Classification of Corporations; Existence of Shares; Non-Stock Corporation COLLECTOR OF INTERNAL REVENUE vs. CLUB FILIPINO, INC. DE CEBU G.R. No. L-12719 [5 SCRA 321] May 31, 1962 FACTS: Club Filipino, Inc. de Cebu is a civic corporation with an original authorized capital stock of P22,000.00, which was subsequently increased to P200,000.00, among others, to it “provide, operate, and maintain x x x all sorts of games not prohibited under general laws and general ordinances; and develop and cultivate sports of every kind and any denomination for recreation and healthy training of its members and shareholders.” The Club owns and operates a club house, a bowling alley, a golf course, and a bar-restaurant for its members and their guests, which was a necessary incident to the operation of the club. The club is operated mainly with funds derived from membership fees and dues.
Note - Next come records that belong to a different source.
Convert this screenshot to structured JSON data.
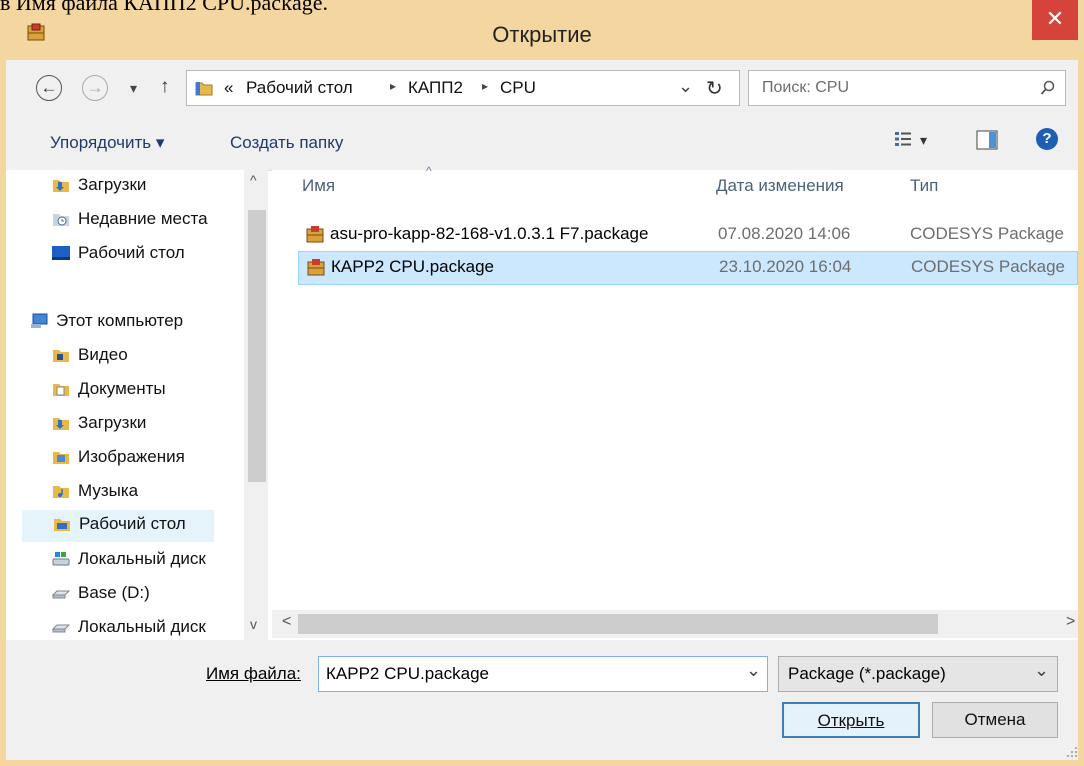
{
  "document": {
    "caption": "в Имя файла КАПП2 CPU.package."
  },
  "window": {
    "title": "Открытие",
    "close": "✕"
  },
  "address": {
    "back": "←",
    "forward": "→",
    "recent": "▾",
    "up": "↑",
    "overflow": "«",
    "crumbs": [
      "Рабочий стол",
      "КАПП2",
      "CPU"
    ],
    "separator": "▸",
    "dropdown": "⌄",
    "refresh": "↻",
    "search_placeholder": "Поиск: CPU",
    "search_icon": "⌕"
  },
  "toolbar": {
    "organize": "Упорядочить ▾",
    "new_folder": "Создать папку",
    "view_arrow": "▾",
    "help": "?"
  },
  "nav": {
    "items": [
      {
        "label": "Загрузки",
        "icon": "downloads-folder-icon"
      },
      {
        "label": "Недавние места",
        "icon": "recent-places-icon"
      },
      {
        "label": "Рабочий стол",
        "icon": "desktop-icon"
      },
      {
        "label": "Этот компьютер",
        "icon": "computer-icon"
      },
      {
        "label": "Видео",
        "icon": "videos-folder-icon"
      },
      {
        "label": "Документы",
        "icon": "documents-folder-icon"
      },
      {
        "label": "Загрузки",
        "icon": "downloads-folder-icon"
      },
      {
        "label": "Изображения",
        "icon": "pictures-folder-icon"
      },
      {
        "label": "Музыка",
        "icon": "music-folder-icon"
      },
      {
        "label": "Рабочий стол",
        "icon": "desktop-folder-icon"
      },
      {
        "label": "Локальный диск",
        "icon": "local-disk-icon"
      },
      {
        "label": "Base (D:)",
        "icon": "drive-icon"
      },
      {
        "label": "Локальный диск",
        "icon": "drive-icon"
      }
    ],
    "scroll_up": "^",
    "scroll_down": "v"
  },
  "files": {
    "columns": {
      "name": "Имя",
      "date": "Дата изменения",
      "type": "Тип"
    },
    "sort_indicator": "^",
    "rows": [
      {
        "name": "asu-pro-kapp-82-168-v1.0.3.1 F7.package",
        "date": "07.08.2020 14:06",
        "type": "CODESYS Package"
      },
      {
        "name": "КАРР2 CPU.package",
        "date": "23.10.2020 16:04",
        "type": "CODESYS Package"
      }
    ],
    "scroll_left": "<",
    "scroll_right": ">"
  },
  "bottom": {
    "filename_label": "Имя файла:",
    "filename_value": "КАРР2 CPU.package",
    "filename_dropdown": "⌄",
    "filter_value": "Package (*.package)",
    "filter_dropdown": "⌄",
    "open": "Открыть",
    "cancel": "Отмена"
  },
  "colors": {
    "frame": "#f4d6a0",
    "close": "#d6433a",
    "selection": "#cce8ff",
    "accent": "#1e3b6b"
  }
}
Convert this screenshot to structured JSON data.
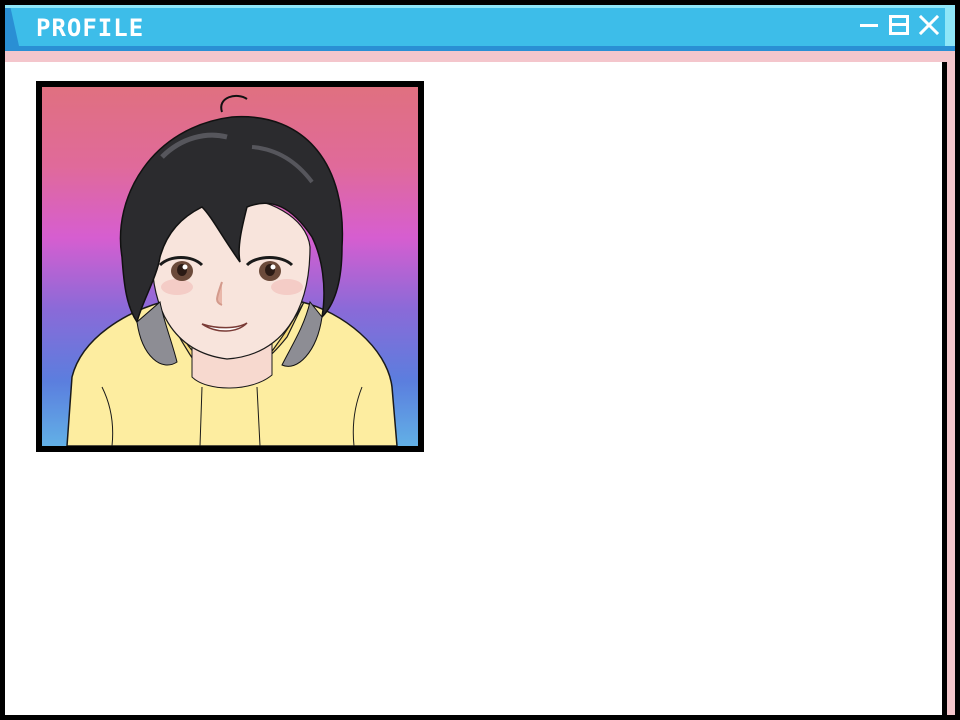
{
  "window": {
    "title": "PROFILE",
    "controls": {
      "minimize": "minimize",
      "maximize": "maximize",
      "close": "close"
    },
    "colors": {
      "titlebar": "#3dbde9",
      "titlebar_shadow": "#2a8fd4",
      "frame_accent": "#f4c6cc",
      "content_bg": "#ffffff"
    }
  },
  "profile": {
    "portrait_icon": "character-portrait"
  }
}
As a result of a capital surplus, arising from the increased value due to the revaluation of its real properties, the Club declared stock dividends; but no actual cash dividends were distributed to the stockholders. A BIR agent discovered that the Club has never paid percentage tax on the gross receipts of its bar and restaurant. The Collector of Internal Revenue assessed against and demanded from the Club the unpaid percentage tax on the gross receipts plus surcharges. The Club requested for the cancellation of the assessment. The request having been denied, the Club filed the instant petition for review. ISSUE: Whether or not Club Filipino is a stock corporation. HELD: NO. It is a non-stock corporation. The fact that the capital stock of the respondent Club is divided into shares does not detract from the finding of the trial court that it is not engaged in the business of operator of bar and restaurant. What is determinative of whether or not the Club is engaged in such business is its object or purpose, as stated in its articles and by-laws. It is a familiar rule that the actual purpose is not controlled by the corporate form or by the commercial aspect of the business prosecuted, but may be shown by extrinsic evidence, including the by-laws and the method of

operation. From the extrinsic evidence adduced, the Tax Court concluded that the Club is not engaged in the business as a barkeeper and restaurateur. Moreover, for a stock corporation to exist, two requisites must be complied with, to wit: (1) a capital stock divided into shares and (2) an authority to distribute to the holders of such shares, dividends or allotments of the surplus profits on the basis of the shares held (sec. 3, Act No. 1459). In the case at bar, nowhere in its articles of incorporation or by-laws could be found an authority for the distribution of its dividends or surplus profits. Strictly speaking, it cannot, therefore, be considered a stock corporation, within the contemplation of the corporation law.